The use of reduced-intensity conditioning (RIC) regimens for hematologic malignancies and solid tumors has been designed to reduce treatment-related mortality (TRM) and provide a platform of durable donor engraftment in order to exploit a graft-versus-tumor effect. First-generation regimens were designed to be primarily immunosuppressive in an effort to facilitate donor engraftment. However, the lack of significant antitumor effects of some regimens has been a problem, allowing disease progression prior to the development of any graft-versus-tumor effects. Furthermore, graft-versus-host disease (GVHD) remains a significant clinical problem.

In this issue of Blood, 2 reports of alternative RIC regimens are included. Faulkner and colleagues (page 428) evaluated 65 patients with lymphoproliferative disorders treated with an RIC regimen consisting of alemtuzumab (Campath) and BEAM (BCNU [1,3-bis(2-chloroethyl)-1-nitrosourea], etoposide, cytarabine, and melphalan) followed by transplantation involving an HLA-matched sibling (n = 57) or a matched unrelated donor (n = 6). At a median follow-up of 1.4 years, 37 of 65 patients remain alive in complete remission. Acute GVHD (grades I-II) occurred in 11 (17%) of 64 patients. The estimated one-year TRM was 8% for patients receiving their first transplant but 57% for those patients who had received a prior autologous transplant. Histologic diagnosis of aggressive non-Hodgkin lymphoma and age at transplantation of older than 46 years were significantly associated with a higher relapse rate and worse event-free survival.

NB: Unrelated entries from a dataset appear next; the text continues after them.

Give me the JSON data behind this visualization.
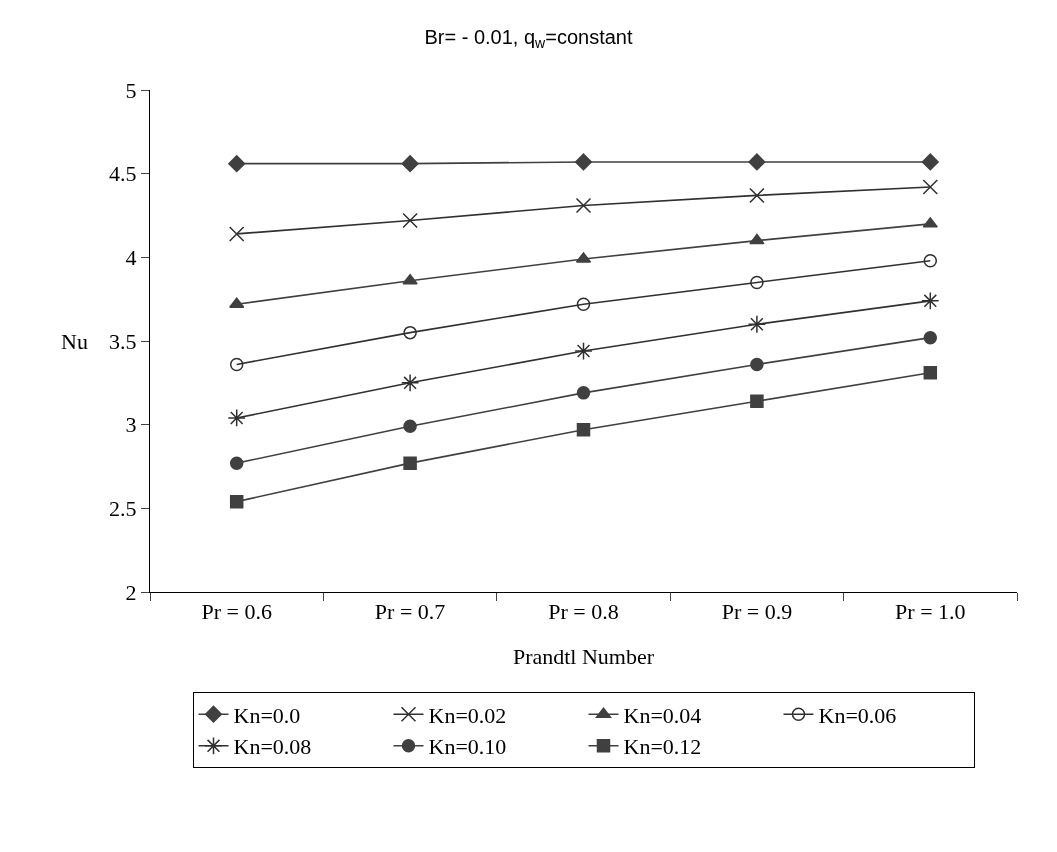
{
  "chart_data": {
    "type": "line",
    "title": "Br= - 0.01, q$_{w}$=constant",
    "xlabel": "Prandtl Number",
    "ylabel": "Nu",
    "categories": [
      "Pr = 0.6",
      "Pr = 0.7",
      "Pr = 0.8",
      "Pr = 0.9",
      "Pr = 1.0"
    ],
    "ylim": [
      2,
      5
    ],
    "yticks": [
      2,
      2.5,
      3,
      3.5,
      4,
      4.5,
      5
    ],
    "legend": "bottom",
    "line_style": "solid",
    "series": [
      {
        "name": "Kn=0.0",
        "color": "#404040",
        "marker": "diamond",
        "values": [
          4.56,
          4.56,
          4.57,
          4.57,
          4.57
        ]
      },
      {
        "name": "Kn=0.02",
        "color": "#303030",
        "marker": "cross",
        "values": [
          4.14,
          4.22,
          4.31,
          4.37,
          4.42
        ]
      },
      {
        "name": "Kn=0.04",
        "color": "#404040",
        "marker": "triangle",
        "values": [
          3.72,
          3.86,
          3.99,
          4.1,
          4.2
        ]
      },
      {
        "name": "Kn=0.06",
        "color": "#303030",
        "marker": "circle",
        "values": [
          3.36,
          3.55,
          3.72,
          3.85,
          3.98
        ]
      },
      {
        "name": "Kn=0.08",
        "color": "#303030",
        "marker": "cross",
        "values": [
          3.04,
          3.25,
          3.44,
          3.6,
          3.74
        ]
      },
      {
        "name": "Kn=0.10",
        "color": "#404040",
        "marker": "circle",
        "values": [
          2.77,
          2.99,
          3.19,
          3.36,
          3.52
        ]
      },
      {
        "name": "Kn=0.12",
        "color": "#404040",
        "marker": "square",
        "values": [
          2.54,
          2.77,
          2.97,
          3.14,
          3.31
        ]
      }
    ]
  }
}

In a second report, Blaise and colleagues (page 435) evaluated a regimen consisting of fludarabine, antithymocyte globulin (ATG), and busulfan for the treatment of refractory solid tumors consisting of renal cell carcinoma, breast carcinoma, malignant melanoma, and ovarian carcinoma. The TRM with this regimen was low at 9%, and the overall response rate was 14%. Patients without disease progression at the time of transplantation had an improved response. Responses were seen in all tumor types with the overall cumulative incidence of acute GVHD at 65% and chronic GVHD at 44%.

Both of these studies demonstrate a proof of principle for the RIC regimens. Continuous alterations in an attempt to increase the antitumor effects while decreasing GVHD are evolving. The data so far have demonstrated promising results in the indolent lymphoproliferative disorders and Hodgkin disease in some patients; however, most studies in aggressive non-Hodgkin lymphomas and solid tumors have not demonstrated as much disease responsiveness. Alterations with a moderate increase in the antitumor effects and the addition of immune suppressive agents and/or monoclonal antibodies may improve the disease control while decreasing the GVHD associated with allogeneic transplantation. These 2 studies represent a step in the right direction; however, additional improvements will be needed to increase the antitumor effects, particularly in patients with aggressive lymphoma and solid tumors.